WTTC likely to come to Dubai


DUBAI is likely to play host to the 2008 edition of the annual World Travel & Tourism Council (WTTC) Summit, officials confirmed to TTN.

“There is a strong commitment to hosting the summit in 2008 from the Middle East chapter, but a final decision will be made at the meeting of our executive committee in Lisbon this May,” WTTC president Jean-Claude Baumgarten said over the telephone. He was in Dubai with Ufi Ibrahim, WTTC chief operations officer, for a meeting of the Middle East chapter.
Among the subjects that were discussed at the meeting, said Baumgarten, was the industry’s commitment to the environment. “The industry here feels we have been fairly silent on our achievements on that front. Dubai, particularly, is a good example,” he said.
When reminded that there is a lot more to be done, he compared Dubai to Las Vegas. “From a desert, it is now a thunder of activity, providing jobs for millions of people. Indeed, it is now becoming a centre, not just of travel and tourism, but of finance, research and industry. We have to be careful not to demonise any activity. It is always easy to point fingers, but since humankind first started tilling the land, trees have been cut down.”
Dubai – and the wider Middle East – can show the way for the industry elsewhere on how to keep pace with growth, added Ibrahim. “The region is the perfect example of finding the right people, of how talent can be harnessed to maintain the right levels of service in, for example, the hospitality industry,” she said.
The shiny emirate also exemplifies partnership between the public and private sector, she said.

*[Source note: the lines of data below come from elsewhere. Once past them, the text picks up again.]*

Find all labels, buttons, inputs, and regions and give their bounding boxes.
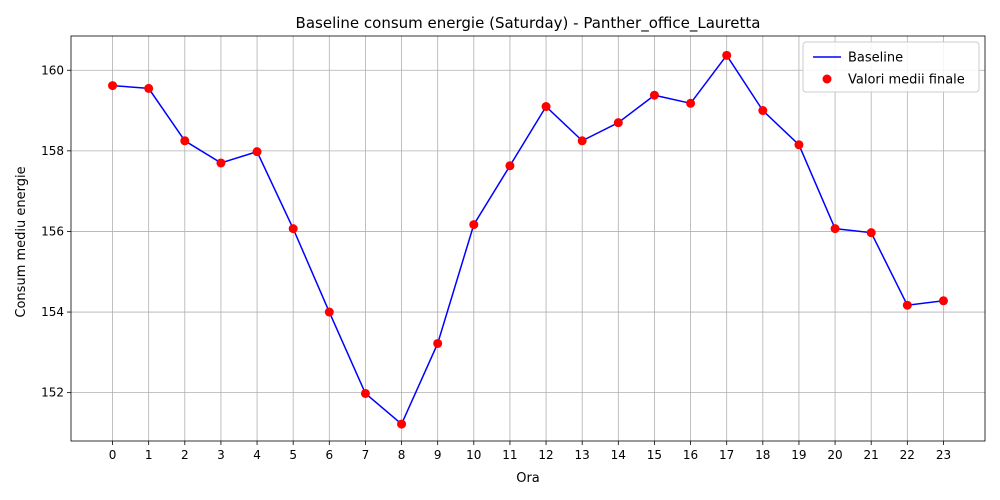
data-point [433,338,443,348]
data-point [324,307,334,317]
data-point [108,81,118,91]
y-tick-label: 156 [41,224,64,238]
data-point [469,220,479,230]
y-tick-label: 160 [41,63,64,77]
x-tick-label: 20 [827,448,842,462]
x-tick-label: 6 [325,448,333,462]
plot-frame [70,35,986,442]
data-point [505,161,515,171]
data-point [722,50,732,60]
x-tick-label: 8 [398,448,406,462]
baseline-series-line [112,54,944,426]
x-tick-label: 12 [538,448,553,462]
data-point [830,224,840,234]
y-tick-label: 152 [41,386,64,400]
data-point [288,224,298,234]
x-tick-label: 16 [683,448,698,462]
x-tick-label: 23 [936,448,951,462]
legend-label: Baseline [848,51,903,66]
data-point [397,419,407,429]
x-tick-label: 4 [253,448,261,462]
data-point [144,83,154,93]
y-tick-label: 154 [41,305,64,319]
series-layer [108,50,948,429]
data-point [541,102,551,112]
chart-title: Baseline consum energie (Saturday) - Pan… [296,14,761,33]
x-tick-label: 14 [611,448,626,462]
data-point [216,158,226,168]
legend-marker-swatch [822,74,832,84]
x-tick-label: 9 [434,448,442,462]
x-tick-label: 7 [362,448,370,462]
x-tick-label: 15 [647,448,662,462]
x-tick-label: 22 [900,448,915,462]
x-tick-label: 18 [755,448,770,462]
data-point [252,147,262,157]
y-tick-label: 158 [41,144,64,158]
x-tick-label: 10 [466,448,481,462]
data-point [577,136,587,146]
data-point [180,136,190,146]
x-axis-title: Ora [516,471,540,486]
data-point [902,300,912,310]
legend: Baseline Valori medii finale [802,41,980,93]
x-tick-label: 3 [217,448,225,462]
legend-label: Valori medii finale [848,73,965,88]
x-tick-label: 1 [145,448,153,462]
x-tick-label: 11 [502,448,517,462]
x-tick-label: 2 [181,448,189,462]
axes: 0 1 2 3 4 5 6 7 8 9 10 11 12 13 14 15 16 17 18 19 20 21 22 2315… [41,35,986,462]
data-point [360,388,370,398]
x-tick-label: 17 [719,448,734,462]
y-axis-title: Consum mediu energie [14,166,29,317]
x-tick-label: 19 [791,448,806,462]
data-point [938,296,948,306]
x-tick-label: 0 [109,448,117,462]
legend-box [802,41,980,93]
x-tick-label: 21 [864,448,879,462]
grid [71,36,985,441]
x-tick-label: 5 [289,448,297,462]
data-point [758,106,768,116]
data-point [866,228,876,238]
data-point [794,140,804,150]
data-point [613,118,623,128]
data-point [686,98,696,108]
x-tick-label: 13 [575,448,590,462]
data-point [649,90,659,100]
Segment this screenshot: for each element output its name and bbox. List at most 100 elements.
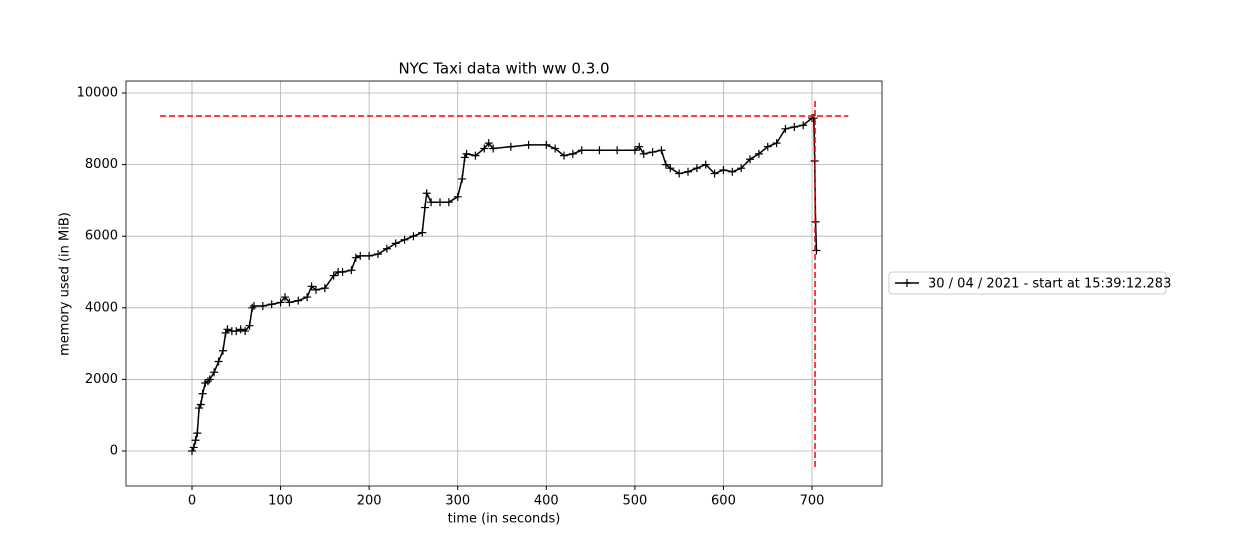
point-marker [657, 146, 666, 155]
point-marker [524, 140, 533, 149]
point-marker [276, 298, 285, 307]
point-marker [311, 285, 320, 294]
y-tick-label: 2000 [85, 372, 118, 387]
point-marker [241, 327, 250, 336]
point-marker [205, 375, 214, 384]
point-marker [639, 149, 648, 158]
y-tick-label: 4000 [85, 300, 118, 315]
point-marker [613, 146, 622, 155]
point-marker [347, 266, 356, 275]
x-tick-label: 600 [711, 494, 736, 509]
point-marker [218, 346, 227, 355]
plot-frame [125, 80, 883, 487]
point-marker [245, 321, 254, 330]
point-marker [374, 250, 382, 259]
point-marker [280, 293, 289, 302]
legend-label: 30 / 04 / 2021 - start at 15:39:12.283 [928, 277, 1171, 292]
point-marker [427, 198, 436, 207]
point-marker [772, 139, 781, 148]
point-marker [790, 123, 799, 132]
y-tick-label: 0 [110, 444, 118, 459]
x-tick-label: 300 [445, 494, 470, 509]
point-marker [436, 198, 445, 207]
point-marker [365, 251, 374, 260]
point-marker [232, 327, 241, 336]
point-marker [595, 146, 604, 155]
point-marker [195, 404, 204, 413]
point-marker [223, 325, 232, 334]
point-marker [329, 271, 338, 280]
point-marker [391, 239, 400, 248]
point-marker [754, 149, 763, 158]
point-marker [191, 436, 200, 445]
point-marker [285, 298, 294, 307]
point-marker [462, 149, 471, 158]
point-marker [187, 447, 196, 456]
point-marker [471, 151, 480, 160]
x-tick-label: 0 [188, 494, 196, 509]
point-marker [420, 203, 429, 212]
point-marker [249, 302, 258, 311]
point-marker [710, 169, 719, 178]
point-marker [444, 198, 453, 207]
point-marker [351, 253, 360, 262]
point-marker [422, 189, 431, 198]
point-marker [666, 164, 675, 173]
point-marker [453, 192, 462, 201]
point-marker [460, 153, 469, 162]
point-marker [214, 357, 223, 366]
point-marker [763, 142, 772, 151]
x-tick-label: 500 [622, 494, 647, 509]
x-tick-label: 700 [800, 494, 825, 509]
point-marker [356, 251, 365, 260]
point-marker [258, 302, 267, 311]
point-marker [203, 377, 212, 386]
point-marker [719, 165, 728, 174]
point-marker [781, 124, 790, 133]
point-marker [737, 164, 746, 173]
legend-box [888, 271, 1167, 295]
point-marker [799, 121, 808, 130]
point-marker [542, 140, 551, 149]
point-marker [338, 268, 347, 277]
x-axis-label: time (in seconds) [448, 512, 561, 527]
point-marker [701, 160, 710, 169]
point-marker [418, 228, 427, 237]
legend: 30 / 04 / 2021 - start at 15:39:12.283 [888, 271, 1171, 295]
point-marker [684, 167, 693, 176]
x-tick-label: 200 [357, 494, 382, 509]
point-marker [294, 296, 303, 305]
point-marker [303, 293, 312, 302]
y-tick-label: 10000 [77, 85, 118, 100]
point-marker [189, 443, 198, 452]
point-marker [458, 174, 467, 183]
point-marker [484, 139, 493, 148]
point-marker [577, 146, 586, 155]
point-marker [630, 146, 639, 155]
point-marker [236, 325, 245, 334]
point-marker [568, 149, 577, 158]
chart-title: NYC Taxi data with ww 0.3.0 [398, 60, 609, 78]
point-marker [320, 284, 329, 293]
point-marker [551, 144, 560, 153]
point-marker [812, 246, 821, 255]
y-tick-label: 6000 [85, 229, 118, 244]
point-marker [635, 142, 644, 151]
point-marker [409, 232, 418, 241]
point-marker [728, 167, 737, 176]
point-marker [196, 400, 205, 409]
point-marker [221, 328, 230, 337]
x-tick-label: 100 [268, 494, 293, 509]
point-marker [675, 169, 684, 178]
point-marker [489, 144, 498, 153]
point-marker [307, 282, 316, 291]
x-tick-label: 400 [534, 494, 559, 509]
point-marker [193, 429, 202, 438]
point-marker [198, 389, 207, 398]
point-marker [692, 164, 701, 173]
point-marker [480, 144, 489, 153]
point-marker [267, 300, 276, 309]
point-marker [400, 235, 409, 244]
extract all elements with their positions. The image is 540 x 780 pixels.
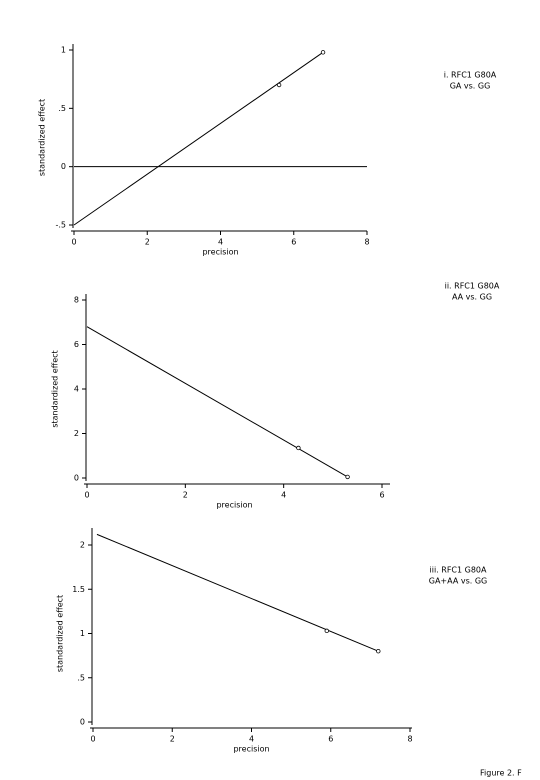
point	[276, 82, 282, 88]
y-tick-label: 2	[74, 429, 79, 438]
y-axis-label: standardized effect	[51, 350, 60, 427]
x-tick-label: 2	[170, 735, 175, 744]
point	[345, 474, 350, 480]
point	[296, 445, 301, 451]
point	[324, 628, 329, 634]
x-axis-label: precision	[216, 501, 252, 510]
x-tick-label: 6	[291, 238, 296, 247]
panel-label: i. RFC1 G80A	[444, 71, 497, 80]
point	[376, 649, 381, 654]
regression-line	[86, 326, 348, 478]
regression-line	[73, 51, 324, 226]
x-axis-label: precision	[233, 745, 269, 754]
x-tick-label: 4	[249, 735, 254, 744]
x-axis-label: precision	[202, 248, 238, 257]
x-tick-label: 2	[183, 491, 188, 500]
y-tick-label: 1.5	[72, 585, 85, 594]
panel-label: GA+AA vs. GG	[429, 577, 487, 586]
x-tick-label: 6	[328, 735, 333, 744]
regression-line	[96, 533, 379, 652]
y-tick-label: 0	[61, 162, 66, 171]
x-tick-label: 0	[71, 238, 76, 247]
point	[320, 50, 326, 55]
x-tick-label: 2	[145, 238, 150, 247]
y-axis-label: standardized effect	[38, 99, 47, 176]
y-tick-label: 4	[74, 385, 79, 394]
panel-label: iii. RFC1 G80A	[430, 566, 488, 575]
x-tick-label: 8	[364, 238, 369, 247]
x-tick-label: 0	[84, 491, 89, 500]
x-tick-label: 4	[281, 491, 286, 500]
y-tick-label: 2	[80, 541, 85, 550]
panel-label: ii. RFC1 G80A	[445, 282, 500, 291]
y-tick-label: 1	[80, 629, 85, 638]
x-tick-label: 8	[407, 735, 412, 744]
y-tick-label: 8	[74, 296, 79, 305]
x-tick-label: 6	[379, 491, 384, 500]
panel-label: AA vs. GG	[452, 293, 492, 302]
x-tick-label: 4	[218, 238, 223, 247]
y-tick-label: 6	[74, 340, 79, 349]
x-tick-label: 0	[90, 735, 95, 744]
y-tick-label: 0	[80, 718, 85, 727]
y-axis-label: standardized effect	[56, 595, 65, 672]
panel-label: GA vs. GG	[450, 82, 491, 91]
y-tick-label: 1	[61, 46, 66, 55]
y-tick-label: -.5	[55, 221, 66, 230]
figure-caption: Figure 2. F	[480, 769, 522, 778]
y-tick-label: .5	[77, 673, 85, 682]
y-tick-label: 0	[74, 474, 79, 483]
y-tick-label: .5	[58, 104, 66, 113]
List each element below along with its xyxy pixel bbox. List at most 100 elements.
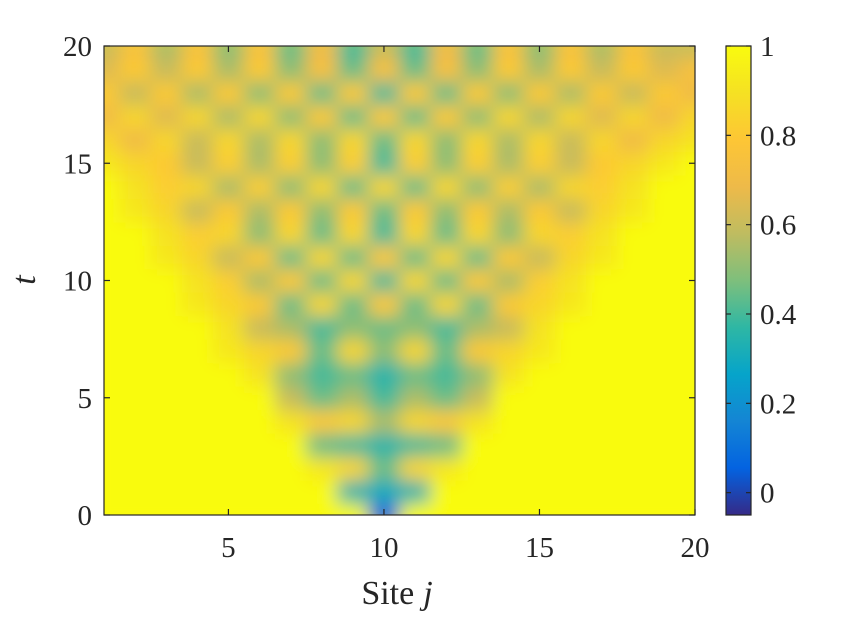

All of this ties in with the WTTC’s next summit, to be held in Lisbon from May 10 to 12, under the theme Breaking Barriers, Managing Growth. The industry’s highest-level talking shop, the summit always attracts heads of state and industry leaders, but for the first time, it is being thrown open to executives from other industries as well as non-governmental organisations.
“The time has come to sit together and find solutions, we can’t delay tackling these issues any longer,” Baumgarten said.
“A couple of years ago, after 9-11, the big question at the summit was how will the industry survive. Now it’s a growth issue.”
As global travel and tourism looks set to continue growing at 4.2 per cent over the next decade, he said, “Are the conditions in place for this growth to generate wide prosperity; or will opportunities be squandered and tensions mount because barriers are allowed to persist? And is growth to be pursued purely for profit, or is the travel and tourism sector capable of acting as responsible world citizens, bridging the gap between the haves and have-nots – since it is known that travel and tourism can be one of the solutions to create economic activity and spawn jobs?”
Part of the summit’s role is to make strong appeals to governments to recognise the industry and include it in long-term planning, so the necessary infrastructure is put in place, whether in terms of roads or air-traffic control.
Confirmed speakers include: Anيbal Cavaco Silva, president of Portugal; José Socrates, prime minister of Portugal; Bernardo Trindade, Portuguese secretary of state for tourism; Praful Patel, Indian minister of civil aviation; Geoffrey Kent, chairman, WTTC; Giovanni Bisignani, director-general and CEO, IATA; Ed Fuller, president and managing director, Marriott Lodging International; Alex Christou, managing partner, Accenture; Andrew Cosslett, CEO, InterContinental Hotels Group; Sir Stelios Haji-Ioannou, founder and chairman, EasyGroup; Dara Khosrowshahi, president & CEO, Expedia; Christopher Rodrigues CBE, chairman, visitBritain; Sonu Shivdasani, chairman and CEO, Six Senses Resorts & Spas; and Sarmad Zok, CEO, Kingdom Hotel Investments.